In construing § 32-4-510(1)(aa), we must ascertain and give effect to the intent of the General Assembly. In order to do so, we first review the language of the statute itself, and give the statutory terms the accepted and generally understood meanings. People v. Guenther, 740 P.2d 971 (Colo.1987). If the meaning and application of the statute is apparent based upon the plain meaning of the words used, we need not resort to other aids in statutory construction.

Turning then to the plain meaning rule, "compensation" is defined as "[r]emuneration and other benefits received in return for services rendered." Black's Law Dictionary 277 (7th ed.1999) (emphasis supplied). We perceive no basis in the statute for not applying this general definition of the term. This definition would include paid sick leave as a benefit received in addition to remuneration.

In the alternative, the Union contends that even if the use of paid sick leave is "compensation," Metro is still required to negotiate on this issue. According to the Union, the opinion in Metro I exempts Metro from negotiating the overall rates of the compensation package, but does not exempt it from negotiating the composition of the individual benefits within the package. Again, we disagree.

The Metro I court held that fixing compensation according to prescribed standards under the MSDDA is incompatible with negotiation, and thus the General Assembly did not intend the Labor Peace Act to limit or impede Metro's authority to establish compensation. In the view of that division, this power was "central to the purpose of the MSDDA." See International Union of Operating Engineers v. Metro Wastewater Reclamation District, supra, 876 P.2d at 85.

In our view, requiring negotiation over the use of paid sick leave, even as a component of the overall wage rate, would impede Metro's authority to establish the compensation of its employees under the MSDDA.

In reaching this conclusion, we recognize that cases decided under the National Labor Relations Act have held that policies on the use of sick leave are a subject of mandatory bargaining. See NLRB v. Katz, 369 U.S. 736, 82 S. Ct. 1107, 8 L. Ed. 2d 230 (1962). However, contrary to the Union's argument, that analysis is of no assistance here in determining the statutory authority of Metro under the MSDDA.

*1047 And, unlike in NLRB v.

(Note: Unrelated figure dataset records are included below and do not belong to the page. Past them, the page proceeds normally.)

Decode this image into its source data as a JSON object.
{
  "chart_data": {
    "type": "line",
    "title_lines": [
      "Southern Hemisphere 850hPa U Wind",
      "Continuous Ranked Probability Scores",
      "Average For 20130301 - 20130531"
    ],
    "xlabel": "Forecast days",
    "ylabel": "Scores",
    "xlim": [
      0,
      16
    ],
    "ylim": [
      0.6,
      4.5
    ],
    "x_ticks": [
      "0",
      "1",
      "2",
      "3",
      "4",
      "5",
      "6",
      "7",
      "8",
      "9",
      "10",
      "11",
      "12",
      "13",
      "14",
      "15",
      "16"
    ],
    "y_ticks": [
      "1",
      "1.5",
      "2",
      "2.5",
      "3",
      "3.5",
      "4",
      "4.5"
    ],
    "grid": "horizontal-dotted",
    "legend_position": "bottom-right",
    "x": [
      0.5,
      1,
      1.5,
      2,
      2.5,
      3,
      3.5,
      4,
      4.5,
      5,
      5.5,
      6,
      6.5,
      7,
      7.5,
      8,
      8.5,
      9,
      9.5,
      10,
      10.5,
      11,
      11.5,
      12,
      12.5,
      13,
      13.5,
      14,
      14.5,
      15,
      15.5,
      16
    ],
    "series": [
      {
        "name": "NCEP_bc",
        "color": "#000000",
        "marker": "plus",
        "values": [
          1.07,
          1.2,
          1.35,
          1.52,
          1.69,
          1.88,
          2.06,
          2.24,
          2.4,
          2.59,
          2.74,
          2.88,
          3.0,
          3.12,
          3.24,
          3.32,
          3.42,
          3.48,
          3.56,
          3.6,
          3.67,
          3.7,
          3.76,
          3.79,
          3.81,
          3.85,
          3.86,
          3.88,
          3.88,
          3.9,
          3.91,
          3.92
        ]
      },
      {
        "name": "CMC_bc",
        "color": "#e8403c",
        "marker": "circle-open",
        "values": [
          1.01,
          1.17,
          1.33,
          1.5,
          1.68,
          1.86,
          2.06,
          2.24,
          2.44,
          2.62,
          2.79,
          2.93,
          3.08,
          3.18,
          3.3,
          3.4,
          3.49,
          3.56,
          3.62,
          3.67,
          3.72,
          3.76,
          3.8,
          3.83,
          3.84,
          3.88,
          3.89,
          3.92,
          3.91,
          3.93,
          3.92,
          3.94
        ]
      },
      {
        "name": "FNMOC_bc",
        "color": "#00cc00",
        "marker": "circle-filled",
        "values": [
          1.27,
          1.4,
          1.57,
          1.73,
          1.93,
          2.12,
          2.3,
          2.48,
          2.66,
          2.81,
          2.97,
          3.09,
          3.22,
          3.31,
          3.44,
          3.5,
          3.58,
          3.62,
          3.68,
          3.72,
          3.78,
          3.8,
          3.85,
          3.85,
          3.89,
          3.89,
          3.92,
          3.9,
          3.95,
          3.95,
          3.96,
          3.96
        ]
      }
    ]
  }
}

Parents and Friends of the Specialized Living Center, 879 F.2d 1442 (7th Cir.1989) and NLRB v. St. Louis Comprehensive Neighborhood Health Center, Inc., 633 F.2d 1268 (8th Cir.1980), the issue here is not whether the NLRB had jurisdiction over a not-for-profit health care facility funded by a federal or state agency. Instead, this case involves an express power conferred by the General Assembly upon a political subdivision to set compensation for its employees.

Accordingly, those parts of the district court's judgment are affirmed determining that the Division had jurisdiction to decide this dispute, and that paid sick leave is included as compensation. That part of the judgment dismissing the Union's petition for review of the other provisions of the Division's order is reversed, and the cause is remanded to the district court for further proceedings on the petition.

Judge CRISWELL and Judge MARQUEZ concur.

NOTES

[*] Chief Justice MULLARKEY would grant as to the following issues:

Whether the duty to engage in collective bargaining under the Colorado Labor Peace Act (CLPA) impedes a public employer's statutory authority to set the compensation of its employees.

Whether the Metro Wastewater Reclamation District ("Metro") is required to engage in collective bargaining regarding fringe benefits, pursuant to the CLPA, once it determines prevailing rates of compensation pursuant to its enabling statute, the Metropolitan Sewage Disposal District Act (MSDDA).